The real apostles were listed three times, in Matthew 10:1-4, Mark 3:13-19, and Luke 6:12-16. Paul never actually met the Christ in the flesh, so he could not have been a disciple. The real disciples were Simon (also known as Peter), Simon's brother Andrew, James (son of Zebedee), John (James' brother), Philip, Bartholomew, Thomas, Matthew, James (son of Alphaeus), Thaddaeus (Judas, son of James), Simon the Cananaean, and Judas Iscariot.
It is important to consider what Christianity would have become if Paul had been the only writer of the New Testament. We would know virtually nothing about the Christ, because Paul never quoted him. In fact, if we were reliant on Paul, we would not even know of the Sermon on the Mount. Paul never mentioned anything that Jesus the Christ did, because he was never there, nor was he welcome. We would have never known of the Christ's true teachings if we did not have texts from the legitimate disciples.
Paul's Dark History
Paul was originally Saul, a Pharisee who sought out Christ's followers, both men and women, and arrested them (Acts 8:3). He then tortured them until they spoke against the Lord, and killed entire families of those who would not:
"And I punished them oft in every synagogue, and compelled them to blaspheme; and being exceedingly mad against them, I persecuted them even unto strange cities."
-- Acts 26:11 (The Bible)
Saul actually admitted to murdering Christians in their churches, for praying in the Christ's name. He was on his way to Damascus to arrest more of Christ's followers, when Paul claimed to have had a holy vision. He claimed to be blinded by a light from heaven, and that he heard the voice of Jesus speaking to him. This experience allegedly reformed him, and he subsequently began preaching for Christ. This story is retold three times in the Bible, each with very conflicting details.
In the first account (Acts 9:1-19), he sees a light, and hears the Christ telling him to go to Damascus. The men that were with him heard a voice, but did not see anything. He was blind for 3 days, and during that time he did not eat or drink anything. In the second account (Acts 22:6-21), he saw a light that drove him to the ground. The men that were with him did not hear any voice, but saw a light. In Paul's third contradictory account (Acts 26:12-18), he and all of his men fell to the ground. The Christ supposedly gave specific instructions as to what Saul should do. These instructions were not present in his other two accounts.

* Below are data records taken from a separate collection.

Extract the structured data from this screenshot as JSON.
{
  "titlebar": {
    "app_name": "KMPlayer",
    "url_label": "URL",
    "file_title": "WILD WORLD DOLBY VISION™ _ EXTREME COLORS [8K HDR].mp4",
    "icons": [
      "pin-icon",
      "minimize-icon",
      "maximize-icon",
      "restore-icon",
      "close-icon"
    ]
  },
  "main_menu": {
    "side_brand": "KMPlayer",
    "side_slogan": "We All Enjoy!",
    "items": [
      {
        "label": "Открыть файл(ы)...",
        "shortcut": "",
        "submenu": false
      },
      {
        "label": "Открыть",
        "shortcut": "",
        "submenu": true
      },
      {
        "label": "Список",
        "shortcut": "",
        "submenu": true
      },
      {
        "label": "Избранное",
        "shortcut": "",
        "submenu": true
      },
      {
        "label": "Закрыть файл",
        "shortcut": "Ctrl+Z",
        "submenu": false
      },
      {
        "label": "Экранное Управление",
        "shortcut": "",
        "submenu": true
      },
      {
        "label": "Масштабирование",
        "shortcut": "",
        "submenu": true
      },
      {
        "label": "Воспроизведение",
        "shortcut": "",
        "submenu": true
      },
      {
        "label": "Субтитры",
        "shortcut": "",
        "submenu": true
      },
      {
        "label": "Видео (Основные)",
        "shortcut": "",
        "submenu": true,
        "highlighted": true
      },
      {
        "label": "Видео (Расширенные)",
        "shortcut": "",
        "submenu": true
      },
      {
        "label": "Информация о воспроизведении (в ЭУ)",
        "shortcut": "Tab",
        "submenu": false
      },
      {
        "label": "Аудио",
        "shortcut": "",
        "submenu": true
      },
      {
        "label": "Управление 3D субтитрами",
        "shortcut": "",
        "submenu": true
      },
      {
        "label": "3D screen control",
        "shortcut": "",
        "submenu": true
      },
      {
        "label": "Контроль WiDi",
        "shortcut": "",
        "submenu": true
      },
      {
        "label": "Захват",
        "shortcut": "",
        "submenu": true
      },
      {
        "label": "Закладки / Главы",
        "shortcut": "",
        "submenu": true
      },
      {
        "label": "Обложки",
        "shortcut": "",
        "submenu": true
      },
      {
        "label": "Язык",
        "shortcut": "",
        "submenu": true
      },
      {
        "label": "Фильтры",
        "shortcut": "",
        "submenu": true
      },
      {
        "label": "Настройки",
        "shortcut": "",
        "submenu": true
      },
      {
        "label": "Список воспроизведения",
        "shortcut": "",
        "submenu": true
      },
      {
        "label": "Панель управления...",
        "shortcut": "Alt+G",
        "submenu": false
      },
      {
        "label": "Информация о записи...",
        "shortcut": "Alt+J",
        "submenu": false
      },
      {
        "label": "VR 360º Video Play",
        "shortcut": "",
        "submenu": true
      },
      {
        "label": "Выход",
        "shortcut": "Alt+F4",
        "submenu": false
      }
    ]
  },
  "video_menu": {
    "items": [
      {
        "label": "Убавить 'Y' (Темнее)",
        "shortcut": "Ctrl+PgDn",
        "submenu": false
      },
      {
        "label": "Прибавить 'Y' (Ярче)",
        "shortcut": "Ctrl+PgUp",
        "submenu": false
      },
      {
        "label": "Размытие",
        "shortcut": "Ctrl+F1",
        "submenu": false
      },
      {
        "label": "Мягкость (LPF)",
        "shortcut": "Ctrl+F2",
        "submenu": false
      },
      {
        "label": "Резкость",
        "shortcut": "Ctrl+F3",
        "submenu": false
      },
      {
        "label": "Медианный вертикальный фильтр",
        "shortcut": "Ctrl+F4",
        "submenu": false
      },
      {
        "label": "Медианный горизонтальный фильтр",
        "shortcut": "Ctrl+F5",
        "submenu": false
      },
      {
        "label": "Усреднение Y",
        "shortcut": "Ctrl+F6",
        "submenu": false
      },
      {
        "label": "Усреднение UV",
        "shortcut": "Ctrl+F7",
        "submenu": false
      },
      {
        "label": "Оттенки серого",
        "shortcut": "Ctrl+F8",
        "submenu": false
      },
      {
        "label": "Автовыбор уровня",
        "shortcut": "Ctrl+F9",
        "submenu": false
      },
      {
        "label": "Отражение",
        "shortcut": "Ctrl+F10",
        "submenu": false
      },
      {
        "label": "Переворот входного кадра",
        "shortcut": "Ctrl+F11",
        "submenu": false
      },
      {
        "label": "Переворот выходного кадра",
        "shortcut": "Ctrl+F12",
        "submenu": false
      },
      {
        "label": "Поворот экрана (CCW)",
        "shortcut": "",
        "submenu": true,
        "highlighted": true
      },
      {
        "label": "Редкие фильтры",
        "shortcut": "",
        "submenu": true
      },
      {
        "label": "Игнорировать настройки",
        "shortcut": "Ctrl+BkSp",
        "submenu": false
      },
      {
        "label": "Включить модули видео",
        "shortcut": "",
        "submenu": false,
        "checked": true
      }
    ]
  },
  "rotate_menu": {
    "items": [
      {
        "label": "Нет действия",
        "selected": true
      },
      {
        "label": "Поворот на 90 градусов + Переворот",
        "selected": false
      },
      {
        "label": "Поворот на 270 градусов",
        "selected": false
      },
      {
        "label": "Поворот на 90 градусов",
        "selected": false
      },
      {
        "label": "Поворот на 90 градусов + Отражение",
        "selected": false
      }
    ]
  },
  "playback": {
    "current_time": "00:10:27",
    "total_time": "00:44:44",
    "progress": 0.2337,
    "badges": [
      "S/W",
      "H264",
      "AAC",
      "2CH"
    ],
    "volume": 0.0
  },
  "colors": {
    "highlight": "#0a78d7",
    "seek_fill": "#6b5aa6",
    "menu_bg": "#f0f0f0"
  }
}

We can only speculate at the major discrepancies between all three accounts, and Saul's ever-exaggerating story of what would have surely been the most memorable experience of his life.
The Religion of Paul
One of the starkest differences between Paul's epistles and those of the true apostles is that Paul claimed that only faith is needed to be accepted into the Kingdom of Heaven. Thus, according to Paul, any person who believes in God and the Christ will be automatically forgiven for any evil acts that they commit in life. It is these passages from Paul that are responsible for the shameless hypocrisy that is so often associated with modern Christians, for they have been mislead into believing that they need not bear any personal responsibility for their actions. This modern and tainted version of Christianity preaches that faith is the only important factor, and that obedience to God's laws is actually optional. Moreover, according to Paul, being "saved" once is all that is necessary, because further sins are something that the Christ cannot punish, regardless of the degree of evil. In other words, it is the case of Paul tacitly encouraging us to sin.
In contrast, the Christ and his true disciples assert repeatedly that our actions are the most important factors.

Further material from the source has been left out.